On Saturday, I heard a report of 20,000 acres consumed and thought it to be a blunder. The guy meant 2,000 acres, right? Nope. It was 20,000 Saturday, and it's grown to about 80,000 as I type this on Monday.
The worst part of this for me personally is that the fire is burning along some of my favorite mountain biking trails. The Gabrielino, Strawberry Peak, Sunset Ridge, El Prieto, and Middle Sam Merrill were all delightful, wooded trails, and I'm glad I had the chance to ride them while they were still prisitine. I am not alone. These trails are used by thousands of mountain bikers and hikers in the Los Angeles area. They provide an escape from the urban mayhem so close at hand.
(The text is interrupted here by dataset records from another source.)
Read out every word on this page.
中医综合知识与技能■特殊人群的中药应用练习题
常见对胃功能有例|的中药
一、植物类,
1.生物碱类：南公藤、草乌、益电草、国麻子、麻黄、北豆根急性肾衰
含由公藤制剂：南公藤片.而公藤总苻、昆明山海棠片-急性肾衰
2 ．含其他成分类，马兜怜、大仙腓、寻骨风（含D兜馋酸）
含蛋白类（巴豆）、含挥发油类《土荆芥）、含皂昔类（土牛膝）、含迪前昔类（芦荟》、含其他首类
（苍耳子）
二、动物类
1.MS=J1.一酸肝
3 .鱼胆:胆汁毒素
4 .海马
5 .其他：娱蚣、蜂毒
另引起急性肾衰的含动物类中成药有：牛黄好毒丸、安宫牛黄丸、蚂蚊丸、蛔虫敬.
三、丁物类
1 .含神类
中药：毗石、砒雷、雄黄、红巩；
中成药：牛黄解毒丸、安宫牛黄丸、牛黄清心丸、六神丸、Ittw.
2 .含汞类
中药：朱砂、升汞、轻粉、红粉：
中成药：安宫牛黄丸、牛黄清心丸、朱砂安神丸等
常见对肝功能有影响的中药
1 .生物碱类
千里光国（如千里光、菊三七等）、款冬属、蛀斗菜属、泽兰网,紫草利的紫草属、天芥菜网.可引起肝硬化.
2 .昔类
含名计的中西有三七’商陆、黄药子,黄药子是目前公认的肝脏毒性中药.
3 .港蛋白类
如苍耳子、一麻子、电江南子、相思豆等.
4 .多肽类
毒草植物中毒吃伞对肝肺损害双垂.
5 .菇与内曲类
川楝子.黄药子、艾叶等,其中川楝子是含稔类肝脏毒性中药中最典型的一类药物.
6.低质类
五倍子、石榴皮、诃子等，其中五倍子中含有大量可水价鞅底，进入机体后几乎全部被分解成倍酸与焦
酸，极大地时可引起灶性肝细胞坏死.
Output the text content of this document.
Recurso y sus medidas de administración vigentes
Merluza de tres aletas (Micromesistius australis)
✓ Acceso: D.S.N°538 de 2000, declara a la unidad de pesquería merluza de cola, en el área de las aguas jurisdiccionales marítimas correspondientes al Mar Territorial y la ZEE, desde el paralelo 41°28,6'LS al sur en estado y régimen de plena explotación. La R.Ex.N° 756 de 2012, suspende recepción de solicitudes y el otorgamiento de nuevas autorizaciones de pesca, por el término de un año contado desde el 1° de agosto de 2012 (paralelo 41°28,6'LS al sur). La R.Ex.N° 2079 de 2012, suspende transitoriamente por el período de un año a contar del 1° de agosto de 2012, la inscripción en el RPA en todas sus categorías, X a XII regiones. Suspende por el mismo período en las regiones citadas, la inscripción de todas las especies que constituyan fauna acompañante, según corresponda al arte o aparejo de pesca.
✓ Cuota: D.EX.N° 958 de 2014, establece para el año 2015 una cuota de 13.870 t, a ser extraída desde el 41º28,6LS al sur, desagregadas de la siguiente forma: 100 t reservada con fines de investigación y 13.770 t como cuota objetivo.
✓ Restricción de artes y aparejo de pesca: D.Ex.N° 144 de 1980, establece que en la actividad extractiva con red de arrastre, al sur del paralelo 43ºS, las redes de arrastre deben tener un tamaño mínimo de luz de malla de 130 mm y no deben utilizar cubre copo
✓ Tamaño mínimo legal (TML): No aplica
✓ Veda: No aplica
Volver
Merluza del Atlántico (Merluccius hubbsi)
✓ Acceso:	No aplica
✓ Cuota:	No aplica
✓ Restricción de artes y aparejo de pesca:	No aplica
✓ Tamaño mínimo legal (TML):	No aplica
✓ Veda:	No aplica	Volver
Even more significant than the loss of flora is the potential danger for the transmitters and the observatory facilities on top of Mt. Wilson. Some of the telescopes and buildings are a century old, and the birthplace of significant scientific discoveries about the universe we live in. Transmitters for almost every TV and radio station live atop Mt. Wilson as well.
Further down the mountains to the west, Mt. Lowe is the site of a tourist railway that ran from 1893-1938. Most of the railway is in ruins, but volunteer labor has shored up the remaining artifacts and helped give today's visitors a sense of what the Mt. Lowe Railway was like back in the day. With sweeping fire, thousands of volunteer hours have been rolled back into ashes.
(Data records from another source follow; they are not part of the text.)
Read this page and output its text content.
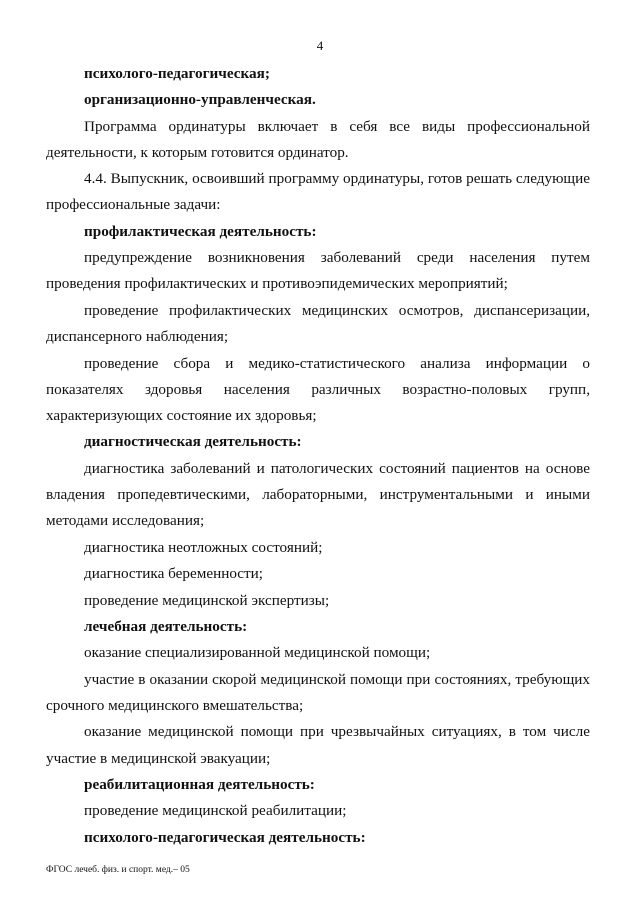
4
психолого-педагогическая;
организационно-управленческая.
Программа ординатуры включает в себя все виды профессиональной
деятельности, к которым готовится ординатор.
4.4. Выпускник, освоивший программу ординатуры, готов решать следующие
профессиональные задачи:
профилактическая деятельность:
предупреждение возникновения заболеваний среди населения путем
проведения профилактических и противоэпидемических мероприятий;
проведение профилактических медицинских осмотров, диспансеризации,
диспансерного наблюдения;
проведение сбора и медико-статистического анализа информации о
показателях здоровья населения различных возрастно-половых групп,
характеризующих состояние их здоровья;
диагностическая деятельность:
диагностика заболеваний и патологических состояний пациентов на основе
владения пропедевтическими, лабораторными, инструментальными и иными
методами исследования;
диагностика неотложных состояний;
диагностика беременности;
проведение медицинской экспертизы;
лечебная деятельность:
оказание специализированной медицинской помощи;
участие в оказании скорой медицинской помощи при состояниях, требующих
срочного медицинского вмешательства;
оказание медицинской помощи при чрезвычайных ситуациях, в том числе
участие в медицинской эвакуации;
реабилитационная деятельность:
проведение медицинской реабилитации;
психолого-педагогическая деятельность:
ФГОС лечеб. физ. и спорт. мед.– 05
I learned about a new cloud type: pyrocumulus. The billowing white cloud often seen above a fire isn't all smoke. It seems that the intensity of the heat actually creates its own micro-climate and a cloud forms above the fire.
Right now, over 2,500 firefighters are on scene fighting the fire. Two firefighters died when their truck was overrun by the fire and they tumbled off a mountain road into a ravine. Here's hoping for no more casualties.
The photo shows the smoke and the pyrocumulus cloud above the San Gabriels on Sunday evening. It's a spectacular, yet daunting sight that almost obscures the jagged skyline beneath. I took the photo from the Whittier Hills, a safe distance all the way across the San Gabriel Valley from the fire.